I wish to bathe the nudity of my desire in the fresh waters of your thought, sisterkin. Only admit me to the depths of your inner being and you will know the secrets of my nature. Only let me in and I will fall like a sharp stone upon your unblemished breast, and gently pass to the very core of your being, and release such a fount of blood that the sky will be splashed by love.
But why do you want to stain the immateriality of my peace with the spilt blood of love, O mad and cruel sisterkin? I have neither breast nor blood, and you have neither cutting edge nor gravity. We are more intangible than the track of a bird in flight, more invisible than the perfume of roses. I dearly wish to lo
ve you, mad sister, but go clothe yourself, that I may see you!
But you too are naked, poor soul: as naked in essence as I am myself; and all is metaphor, in the end. If I clothe my body again, what will you do with it, and with what eyes will you gaze into mine?
Essence is essential and form is formal, but form is the formality of essence.
We will place seven roses at the seven keys of the viol, and the rainbow shall provide the strings.
Inhale my odour, O Heart; I am fragrant and dying, by virtue of the death of the roses.
Inhale my breath, O Queen; I am amorous and afraid, I am afraid of your happiness, O flower!
Hear my sighs, O Lord; my sighs have broken the viol with the seven strings, but I shall make seven more with my seven desires.
Hear my speech, O Folly; your words have broken the strings of my heart, but I shall make seven more with your seven sighs.
Look into my joy, O King; the flowers are dead, the viol is dead; all are dead save for you.
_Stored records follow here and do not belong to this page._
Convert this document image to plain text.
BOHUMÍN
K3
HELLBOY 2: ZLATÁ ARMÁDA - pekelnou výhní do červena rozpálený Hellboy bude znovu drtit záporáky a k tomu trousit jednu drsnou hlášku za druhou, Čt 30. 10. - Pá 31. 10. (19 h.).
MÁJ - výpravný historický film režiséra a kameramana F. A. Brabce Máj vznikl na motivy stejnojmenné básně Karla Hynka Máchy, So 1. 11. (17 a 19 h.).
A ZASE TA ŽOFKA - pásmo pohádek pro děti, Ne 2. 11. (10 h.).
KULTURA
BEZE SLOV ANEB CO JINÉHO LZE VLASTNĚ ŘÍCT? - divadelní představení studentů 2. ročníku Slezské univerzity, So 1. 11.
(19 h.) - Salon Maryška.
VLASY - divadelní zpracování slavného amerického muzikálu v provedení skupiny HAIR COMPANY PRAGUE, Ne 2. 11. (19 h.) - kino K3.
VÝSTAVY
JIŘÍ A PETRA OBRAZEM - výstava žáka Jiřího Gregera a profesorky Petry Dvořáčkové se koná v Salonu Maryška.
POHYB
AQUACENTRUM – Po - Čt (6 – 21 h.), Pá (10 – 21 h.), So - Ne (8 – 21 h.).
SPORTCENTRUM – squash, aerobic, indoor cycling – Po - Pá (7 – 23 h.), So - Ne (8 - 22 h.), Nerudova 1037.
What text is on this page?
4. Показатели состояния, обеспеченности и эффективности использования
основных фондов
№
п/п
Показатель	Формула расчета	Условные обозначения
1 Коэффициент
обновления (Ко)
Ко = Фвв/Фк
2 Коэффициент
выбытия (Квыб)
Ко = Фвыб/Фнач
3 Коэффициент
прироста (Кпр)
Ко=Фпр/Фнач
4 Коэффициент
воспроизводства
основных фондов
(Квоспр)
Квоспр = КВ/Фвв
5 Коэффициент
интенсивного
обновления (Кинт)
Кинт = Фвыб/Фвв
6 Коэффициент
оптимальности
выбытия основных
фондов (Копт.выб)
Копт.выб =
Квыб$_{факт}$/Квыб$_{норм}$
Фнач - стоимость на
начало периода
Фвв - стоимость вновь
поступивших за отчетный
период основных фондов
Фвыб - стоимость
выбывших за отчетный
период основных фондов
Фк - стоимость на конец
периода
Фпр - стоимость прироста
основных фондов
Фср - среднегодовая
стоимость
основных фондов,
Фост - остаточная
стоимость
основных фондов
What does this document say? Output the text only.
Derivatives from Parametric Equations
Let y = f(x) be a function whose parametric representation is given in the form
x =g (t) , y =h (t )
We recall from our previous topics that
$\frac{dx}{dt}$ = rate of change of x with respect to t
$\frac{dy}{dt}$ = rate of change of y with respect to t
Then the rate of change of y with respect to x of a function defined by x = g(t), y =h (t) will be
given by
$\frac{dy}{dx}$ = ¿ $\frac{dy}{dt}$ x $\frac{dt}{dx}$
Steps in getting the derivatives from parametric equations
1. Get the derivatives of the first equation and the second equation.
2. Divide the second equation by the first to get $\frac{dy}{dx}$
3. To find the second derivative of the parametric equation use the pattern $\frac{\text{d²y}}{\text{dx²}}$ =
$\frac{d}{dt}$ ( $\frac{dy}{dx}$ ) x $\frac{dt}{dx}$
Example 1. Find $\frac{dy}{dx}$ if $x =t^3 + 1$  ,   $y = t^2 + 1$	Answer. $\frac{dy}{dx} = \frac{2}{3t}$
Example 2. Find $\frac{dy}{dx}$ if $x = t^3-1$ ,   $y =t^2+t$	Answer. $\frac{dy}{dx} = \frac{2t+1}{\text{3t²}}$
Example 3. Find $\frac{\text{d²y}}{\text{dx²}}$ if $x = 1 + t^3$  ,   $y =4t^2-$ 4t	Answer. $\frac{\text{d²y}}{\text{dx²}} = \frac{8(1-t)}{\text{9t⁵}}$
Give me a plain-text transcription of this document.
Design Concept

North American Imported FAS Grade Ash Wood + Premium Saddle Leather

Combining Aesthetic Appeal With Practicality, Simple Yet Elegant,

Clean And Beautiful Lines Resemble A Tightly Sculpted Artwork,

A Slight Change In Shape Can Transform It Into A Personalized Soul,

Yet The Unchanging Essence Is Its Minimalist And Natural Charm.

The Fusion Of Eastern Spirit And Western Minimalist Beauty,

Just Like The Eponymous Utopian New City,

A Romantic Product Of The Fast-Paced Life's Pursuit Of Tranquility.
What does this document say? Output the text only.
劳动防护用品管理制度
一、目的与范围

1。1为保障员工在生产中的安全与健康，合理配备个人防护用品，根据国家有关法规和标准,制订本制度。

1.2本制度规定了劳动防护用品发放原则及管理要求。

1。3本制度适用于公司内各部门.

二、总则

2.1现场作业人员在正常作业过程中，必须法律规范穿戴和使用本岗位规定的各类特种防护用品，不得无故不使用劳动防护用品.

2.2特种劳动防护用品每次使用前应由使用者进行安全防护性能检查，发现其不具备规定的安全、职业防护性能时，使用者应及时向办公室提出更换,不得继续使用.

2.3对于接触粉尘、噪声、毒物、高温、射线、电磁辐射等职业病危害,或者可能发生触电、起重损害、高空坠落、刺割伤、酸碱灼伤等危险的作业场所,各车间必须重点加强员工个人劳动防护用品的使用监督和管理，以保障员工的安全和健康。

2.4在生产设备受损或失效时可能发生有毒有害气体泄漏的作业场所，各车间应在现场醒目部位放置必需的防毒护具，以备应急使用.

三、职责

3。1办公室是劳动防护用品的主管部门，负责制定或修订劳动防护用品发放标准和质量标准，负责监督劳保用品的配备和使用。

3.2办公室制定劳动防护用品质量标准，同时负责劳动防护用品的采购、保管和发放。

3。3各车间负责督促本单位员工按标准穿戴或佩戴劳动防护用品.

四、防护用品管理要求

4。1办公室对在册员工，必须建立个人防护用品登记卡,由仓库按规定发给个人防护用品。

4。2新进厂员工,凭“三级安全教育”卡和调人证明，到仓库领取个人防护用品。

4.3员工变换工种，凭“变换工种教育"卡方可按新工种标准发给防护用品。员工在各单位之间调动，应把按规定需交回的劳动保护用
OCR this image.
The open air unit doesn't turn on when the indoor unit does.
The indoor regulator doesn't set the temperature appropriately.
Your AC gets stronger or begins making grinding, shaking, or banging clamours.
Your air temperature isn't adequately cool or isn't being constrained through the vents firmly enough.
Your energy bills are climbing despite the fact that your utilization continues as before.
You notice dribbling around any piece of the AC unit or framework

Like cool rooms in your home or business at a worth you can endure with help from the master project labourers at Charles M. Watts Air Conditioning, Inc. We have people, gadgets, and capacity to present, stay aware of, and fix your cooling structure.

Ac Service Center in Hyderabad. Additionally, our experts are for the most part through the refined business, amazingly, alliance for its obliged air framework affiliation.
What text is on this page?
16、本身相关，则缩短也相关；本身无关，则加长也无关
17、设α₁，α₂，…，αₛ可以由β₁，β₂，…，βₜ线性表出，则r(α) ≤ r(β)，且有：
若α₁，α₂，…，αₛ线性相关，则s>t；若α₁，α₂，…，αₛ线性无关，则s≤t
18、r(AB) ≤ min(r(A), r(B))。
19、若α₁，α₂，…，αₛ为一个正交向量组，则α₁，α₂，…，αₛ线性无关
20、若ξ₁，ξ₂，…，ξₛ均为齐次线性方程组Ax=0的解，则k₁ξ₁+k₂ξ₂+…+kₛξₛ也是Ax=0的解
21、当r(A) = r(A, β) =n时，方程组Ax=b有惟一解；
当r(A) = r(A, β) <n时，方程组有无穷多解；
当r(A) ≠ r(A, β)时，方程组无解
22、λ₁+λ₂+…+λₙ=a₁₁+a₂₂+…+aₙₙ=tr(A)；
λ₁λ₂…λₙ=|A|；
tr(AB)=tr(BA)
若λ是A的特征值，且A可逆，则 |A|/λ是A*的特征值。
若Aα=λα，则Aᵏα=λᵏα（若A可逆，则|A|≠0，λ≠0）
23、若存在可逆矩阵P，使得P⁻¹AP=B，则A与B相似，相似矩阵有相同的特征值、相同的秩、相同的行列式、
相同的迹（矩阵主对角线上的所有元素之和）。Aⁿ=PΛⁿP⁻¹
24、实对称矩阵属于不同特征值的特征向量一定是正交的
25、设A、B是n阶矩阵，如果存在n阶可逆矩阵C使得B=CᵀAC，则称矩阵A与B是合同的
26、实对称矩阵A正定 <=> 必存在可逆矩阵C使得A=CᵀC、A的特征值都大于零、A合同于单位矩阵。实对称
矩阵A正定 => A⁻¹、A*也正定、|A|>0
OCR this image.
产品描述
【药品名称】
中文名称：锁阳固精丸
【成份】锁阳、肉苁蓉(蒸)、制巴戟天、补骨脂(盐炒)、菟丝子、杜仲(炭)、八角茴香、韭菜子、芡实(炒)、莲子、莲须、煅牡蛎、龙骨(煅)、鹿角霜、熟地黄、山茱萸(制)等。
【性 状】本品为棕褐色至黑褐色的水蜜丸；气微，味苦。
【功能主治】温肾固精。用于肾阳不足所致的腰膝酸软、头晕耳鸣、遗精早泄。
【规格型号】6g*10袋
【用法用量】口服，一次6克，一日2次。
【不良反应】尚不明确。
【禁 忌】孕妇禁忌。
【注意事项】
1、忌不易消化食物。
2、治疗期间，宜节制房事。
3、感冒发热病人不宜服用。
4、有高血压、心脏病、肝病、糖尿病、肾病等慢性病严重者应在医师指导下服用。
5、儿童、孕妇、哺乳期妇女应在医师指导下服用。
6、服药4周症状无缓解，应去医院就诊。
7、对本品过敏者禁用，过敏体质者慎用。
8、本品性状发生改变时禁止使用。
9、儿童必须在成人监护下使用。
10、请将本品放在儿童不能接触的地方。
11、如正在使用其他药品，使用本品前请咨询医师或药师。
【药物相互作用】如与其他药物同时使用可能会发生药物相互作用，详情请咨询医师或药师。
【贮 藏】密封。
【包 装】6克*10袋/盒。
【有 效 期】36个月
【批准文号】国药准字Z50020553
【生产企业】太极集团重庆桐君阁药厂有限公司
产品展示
Look into my Heaven, O Beauty; the seven colours have died of joy; all are dead save for you.
THE PALACE OF SYMBOLS
Form is the formality of essence. We accepted that aphorism, which the voice of Heaven ringing in our heads had not denied. We seemed real enough to ourselves. We were real, at any rate, in terms of the most common – though not the only – objectivity.
Our pact was made in a gambling-room, amid the assaults of a host of indiscreet costumes, from which we were separated by the pallor of our ennui. It seemed that we were surrounded by the excited wailing of infants; their voices were alike whether they had blond hair or white, whether they were winning or not. Some of those embarked upon this mass assassination of consciousness wore a bloody stain at the right side of the heart, but others who carried no such sign had been no less courageous. The sight distressed us both.